By James Kleimann | HousingWire
On Tuesday, the other shoe dropped. With mortgage rates now north of 6% and the stock market officially in bear territory, two of America’s most prominent real estate brokerages instituted large-scale layoffs and halted expansion efforts.
Redfin CEO Glenn Kelman said the brokerage/listings platform made the tough decision to lay off 470 workers across several divisions, including its engineering department.
“We raised hundreds of millions of dollars so we wouldn’t have to shed people after just a few months of uncertainty,” he wrote in a filing to the Securities and Exchanges Commission. “But mortgage rates increased faster than at any point in history. We could be facing years, not months, of fewer home sales, and Redfin still plans to thrive. If falling from $97 per share to $8 doesn’t put a company through heck, I don’t know what does.”

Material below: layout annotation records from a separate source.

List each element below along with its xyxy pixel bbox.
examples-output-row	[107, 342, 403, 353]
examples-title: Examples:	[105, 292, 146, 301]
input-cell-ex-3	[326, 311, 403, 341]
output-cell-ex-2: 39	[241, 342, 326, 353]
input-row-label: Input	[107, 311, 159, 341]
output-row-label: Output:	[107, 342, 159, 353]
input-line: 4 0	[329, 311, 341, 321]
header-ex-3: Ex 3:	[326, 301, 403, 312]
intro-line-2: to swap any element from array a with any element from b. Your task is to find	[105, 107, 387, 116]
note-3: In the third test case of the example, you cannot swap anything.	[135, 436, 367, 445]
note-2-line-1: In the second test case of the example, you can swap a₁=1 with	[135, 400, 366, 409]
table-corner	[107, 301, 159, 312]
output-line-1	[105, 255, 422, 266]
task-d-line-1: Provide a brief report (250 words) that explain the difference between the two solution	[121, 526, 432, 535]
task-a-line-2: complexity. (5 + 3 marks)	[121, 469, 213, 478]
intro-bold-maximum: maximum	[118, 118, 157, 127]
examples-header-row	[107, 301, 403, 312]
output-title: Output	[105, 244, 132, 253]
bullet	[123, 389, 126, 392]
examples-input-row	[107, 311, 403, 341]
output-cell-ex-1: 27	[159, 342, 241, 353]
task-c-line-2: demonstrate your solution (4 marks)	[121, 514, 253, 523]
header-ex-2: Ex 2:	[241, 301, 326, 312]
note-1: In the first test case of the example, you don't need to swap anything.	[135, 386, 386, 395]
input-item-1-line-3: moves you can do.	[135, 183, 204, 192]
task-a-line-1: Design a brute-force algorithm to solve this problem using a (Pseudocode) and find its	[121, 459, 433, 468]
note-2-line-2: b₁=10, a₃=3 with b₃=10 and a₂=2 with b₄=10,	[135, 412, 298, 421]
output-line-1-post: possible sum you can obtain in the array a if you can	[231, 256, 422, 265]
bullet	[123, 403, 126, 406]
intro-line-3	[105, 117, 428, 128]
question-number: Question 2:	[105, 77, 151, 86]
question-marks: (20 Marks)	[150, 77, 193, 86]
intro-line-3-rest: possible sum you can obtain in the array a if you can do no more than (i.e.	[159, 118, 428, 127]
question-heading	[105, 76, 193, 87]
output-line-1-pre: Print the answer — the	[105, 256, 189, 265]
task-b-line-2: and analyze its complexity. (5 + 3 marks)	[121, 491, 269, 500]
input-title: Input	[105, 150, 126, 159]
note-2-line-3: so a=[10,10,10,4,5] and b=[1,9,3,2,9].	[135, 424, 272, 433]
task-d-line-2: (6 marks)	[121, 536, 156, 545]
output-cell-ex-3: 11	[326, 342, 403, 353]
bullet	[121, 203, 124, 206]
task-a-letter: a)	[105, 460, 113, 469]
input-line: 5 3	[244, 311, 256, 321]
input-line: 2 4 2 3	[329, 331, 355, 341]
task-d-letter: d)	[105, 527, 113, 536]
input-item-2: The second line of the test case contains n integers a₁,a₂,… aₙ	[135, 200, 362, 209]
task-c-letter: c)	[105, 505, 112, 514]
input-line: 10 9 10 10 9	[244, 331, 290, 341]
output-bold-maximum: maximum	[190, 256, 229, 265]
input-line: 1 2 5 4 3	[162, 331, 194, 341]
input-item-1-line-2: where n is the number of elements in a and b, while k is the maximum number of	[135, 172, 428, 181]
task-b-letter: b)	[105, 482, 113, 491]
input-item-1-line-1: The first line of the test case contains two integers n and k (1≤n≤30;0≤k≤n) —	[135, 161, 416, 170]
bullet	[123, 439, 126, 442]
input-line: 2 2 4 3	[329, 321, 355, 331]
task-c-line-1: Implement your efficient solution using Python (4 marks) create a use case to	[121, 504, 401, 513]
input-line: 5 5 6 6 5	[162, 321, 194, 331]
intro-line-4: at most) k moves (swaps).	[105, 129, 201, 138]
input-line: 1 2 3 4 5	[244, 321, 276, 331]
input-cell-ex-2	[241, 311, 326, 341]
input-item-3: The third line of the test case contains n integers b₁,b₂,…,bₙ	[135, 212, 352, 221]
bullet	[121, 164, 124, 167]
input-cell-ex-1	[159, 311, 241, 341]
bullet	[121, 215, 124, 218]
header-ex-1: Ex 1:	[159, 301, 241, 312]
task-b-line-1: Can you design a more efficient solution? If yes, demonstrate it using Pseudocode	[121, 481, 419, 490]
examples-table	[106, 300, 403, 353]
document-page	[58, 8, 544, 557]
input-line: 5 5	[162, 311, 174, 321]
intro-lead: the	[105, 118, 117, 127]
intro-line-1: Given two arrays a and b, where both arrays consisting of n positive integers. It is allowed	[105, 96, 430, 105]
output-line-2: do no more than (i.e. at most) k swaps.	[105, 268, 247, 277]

Meanwhile, venture-backed Compass laid off 450 workers, halted expansion plans and even briefly paused trading of its stock, which had fallen from a debut price of $20.15 in April 2021, to $4.51 a share. Compass on Tuesday said that it has shut down Modus Technologies, a Seattle-based company that Compass bought in October 2020, heralding its entry point into the title and escrow space. It also plans to reduce costs by not backfilling roles and by getting out of real estate office leases.